Análisis de datos para TLDA
Primero medimos los ciclos de umbral (valor Ct) de cada miARN. Los miARN con un valor de Ct> 35 se consideraron indetectables y se excluyeron del análisis posterior. Todos los valores de Ct se normalizaron al valor de Ct de miR-374b (valor ΔCt), uno de los miARN expresados de forma más estable que circulan en el plasma humano (24). Se calculó una relación de cambio del valor log2 (valor de ΔΔCt) de la expresión utilizando los valores medios de las muestras de control como calibrador en el paquete HTqPCR en Bioconductor (25). La cuantificación relativa (RQ) de cada objetivo de miRNA se definió como 2−ΔΔCt. Para la prueba hipotética de la diferencia en la expresión entre dos grupos, aplicamos el análisis de variables sustitutas (SVA) para capturar las heterogeneidades, como los efectos de los lotes en los experimentos que utilizan sva paquete en bioconductor (26). miRNAs con un P-Se consideró que un valor <0.05 era significativamente diferente entre dos grupos.

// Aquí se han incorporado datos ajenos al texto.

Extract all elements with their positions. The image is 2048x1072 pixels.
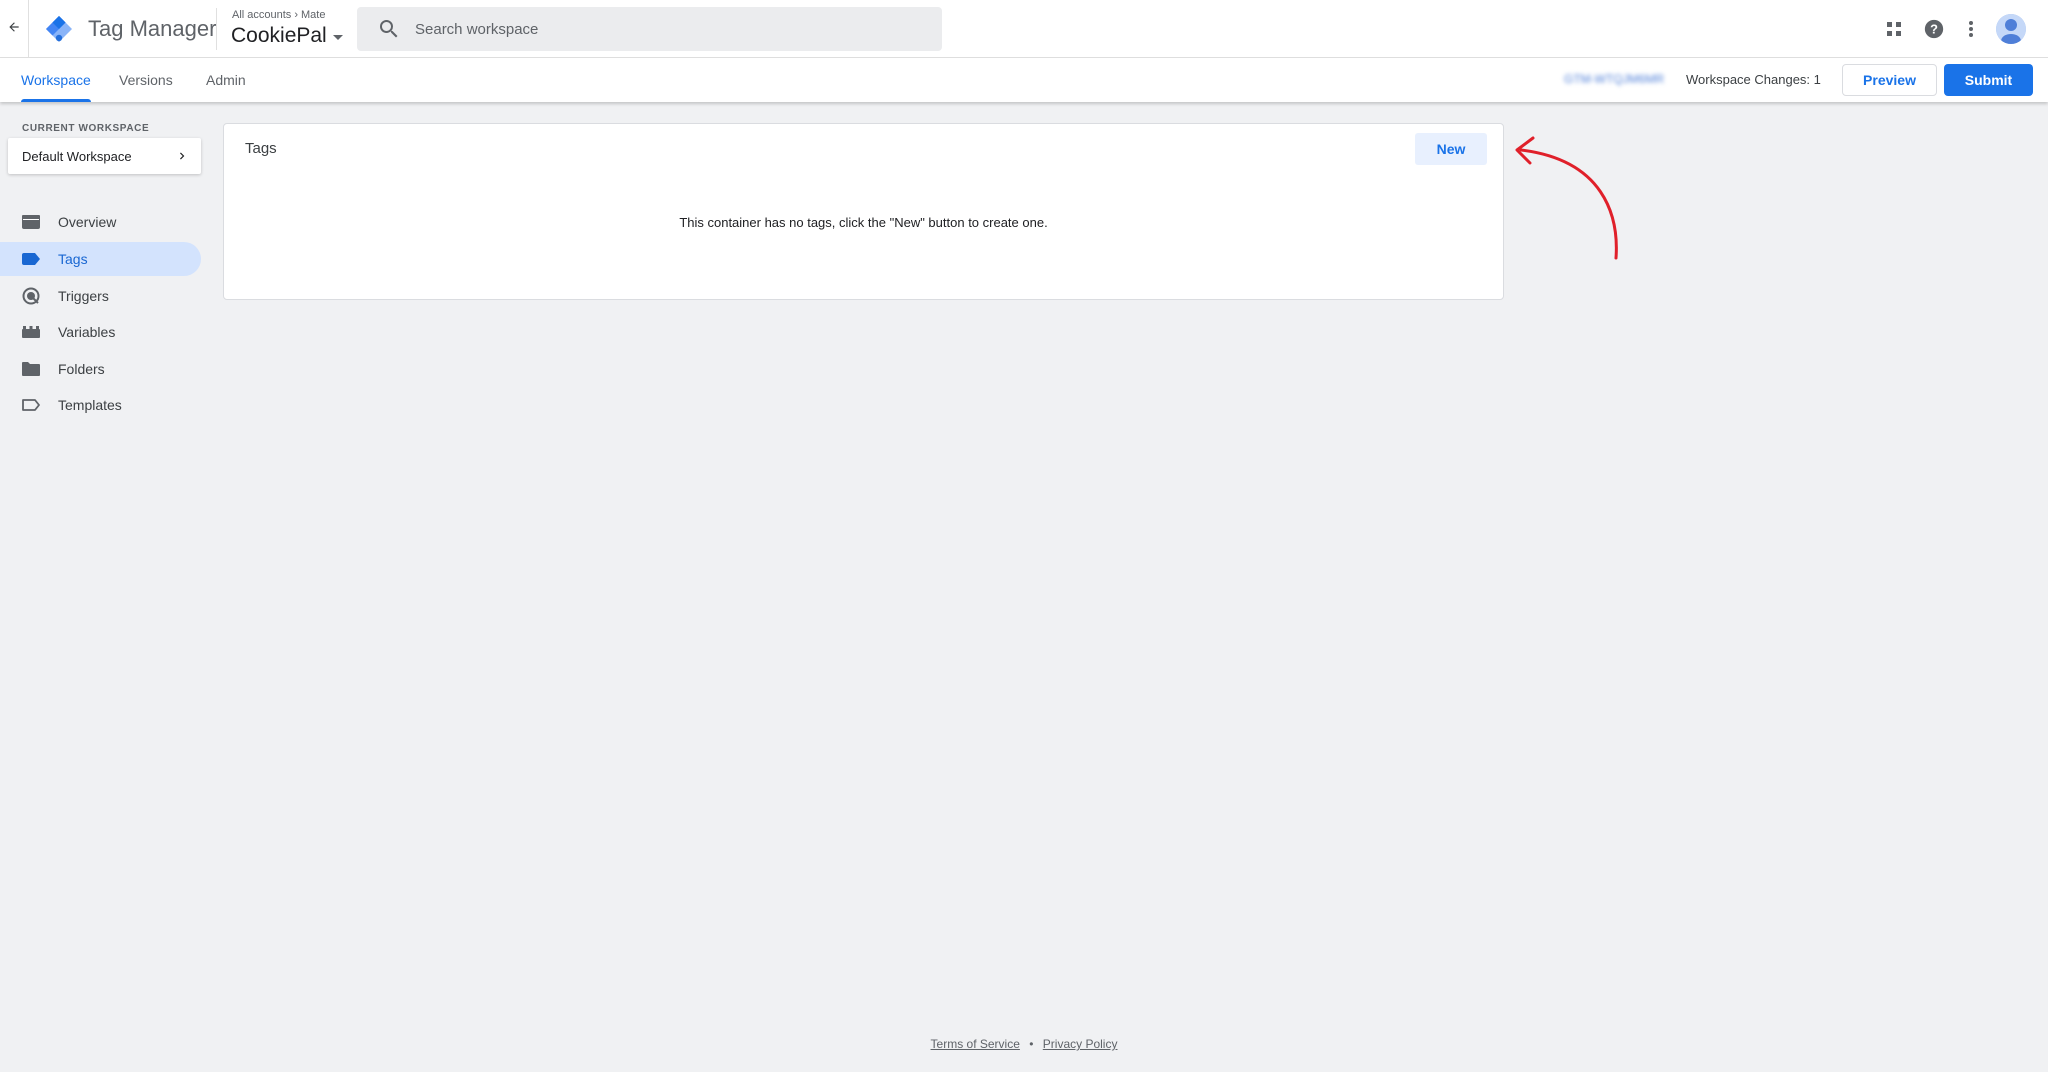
back-arrow-icon	[7, 20, 21, 39]
search-input[interactable]	[415, 20, 915, 38]
sidebar-item-label: Variables	[58, 324, 116, 340]
annotation-arrow-icon	[1515, 136, 1618, 260]
svg-text:?: ?	[1930, 22, 1938, 37]
sidebar-item-overview[interactable]: Overview	[0, 205, 201, 239]
search-icon	[377, 17, 401, 41]
card-title: Tags	[245, 140, 277, 157]
sidebar-item-label: Triggers	[58, 288, 109, 304]
tab-versions[interactable]: Versions	[119, 58, 173, 102]
empty-state-message: This container has no tags, click the "N…	[679, 215, 1048, 230]
sidebar-item-label: Tags	[58, 251, 88, 267]
breadcrumb-account[interactable]: Mate	[301, 9, 325, 21]
search-bar[interactable]	[357, 7, 942, 51]
folder-icon	[21, 360, 41, 378]
dropdown-caret-icon	[332, 35, 343, 40]
sidebar-item-tags[interactable]: Tags	[0, 242, 201, 276]
container-id[interactable]: GTM-WTQJM6MR	[1564, 72, 1664, 86]
sidebar-item-folders[interactable]: Folders	[0, 352, 201, 386]
variables-icon	[21, 323, 41, 341]
gtm-logo-icon	[44, 14, 74, 44]
footer: Terms of Service • Privacy Policy	[0, 1037, 2048, 1051]
footer-separator: •	[1029, 1037, 1034, 1051]
template-icon	[21, 396, 41, 414]
app-title: Tag Manager	[88, 16, 217, 41]
avatar-icon[interactable]	[1996, 14, 2026, 44]
submit-button[interactable]: Submit	[1944, 64, 2033, 96]
back-button[interactable]	[0, 0, 29, 58]
sidebar-item-variables[interactable]: Variables	[0, 315, 201, 349]
terms-of-service-link[interactable]: Terms of Service	[931, 1037, 1020, 1051]
chevron-right-icon: ›	[294, 9, 298, 21]
sidebar-item-label: Folders	[58, 361, 105, 377]
workspace-changes-count: Workspace Changes: 1	[1686, 72, 1821, 87]
sidebar-item-templates[interactable]: Templates	[0, 388, 201, 422]
help-icon[interactable]: ?	[1922, 17, 1946, 41]
tag-icon	[21, 250, 41, 268]
apps-grid-icon[interactable]	[1882, 17, 1906, 41]
workspace-selector[interactable]: Default Workspace	[8, 138, 201, 174]
container-selector[interactable]: CookiePal	[231, 24, 343, 48]
tab-workspace[interactable]: Workspace	[21, 58, 91, 102]
sidebar-item-triggers[interactable]: Triggers	[0, 279, 201, 313]
breadcrumb-all-accounts[interactable]: All accounts	[232, 9, 291, 21]
trigger-icon	[21, 287, 41, 305]
current-workspace-label: CURRENT WORKSPACE	[22, 123, 150, 134]
preview-button[interactable]: Preview	[1842, 64, 1937, 96]
tab-admin[interactable]: Admin	[206, 58, 246, 102]
header-divider	[216, 8, 217, 50]
more-vert-icon[interactable]	[1959, 17, 1983, 41]
new-tag-button[interactable]: New	[1415, 133, 1487, 165]
container-name: CookiePal	[231, 24, 327, 47]
sidebar-item-label: Templates	[58, 397, 122, 413]
sidebar-item-label: Overview	[58, 214, 117, 230]
tags-card: Tags New This container has no tags, cli…	[223, 123, 1504, 300]
overview-icon	[21, 213, 41, 231]
top-app-bar: Tag Manager All accounts › Mate CookiePa…	[0, 0, 2048, 58]
breadcrumb: All accounts › Mate	[232, 9, 325, 21]
workspace-name: Default Workspace	[22, 148, 132, 164]
privacy-policy-link[interactable]: Privacy Policy	[1043, 1037, 1118, 1051]
chevron-right-icon	[175, 149, 189, 168]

Análisis de enriquecimiento de conjuntos de genes
Para el análisis de enriquecimiento de conjuntos de genes, utilizamos ToppFun en ToppGene Suite (27) para inferir la ontología génica enriquecida (GO) (28) términos, vías y términos de enfermedad. Como entrada para este enfoque, utilizamos los genes diana predichos de 1,230 de los miRNA candidatos. Se usó el análisis de rutas para encontrar rutas significativas de los genes diana pronosticados de acuerdo con KEGG, BioCarta, Reactome, GeneMAPP y MSigDB en las rutas ToppGene. La importancia de los términos de enriquecimiento funcional se determinó en base al ajuste de Bonferroni P-valor.
Validación y replicación cuantitativa de la transcripción inversa (qRT-PCR)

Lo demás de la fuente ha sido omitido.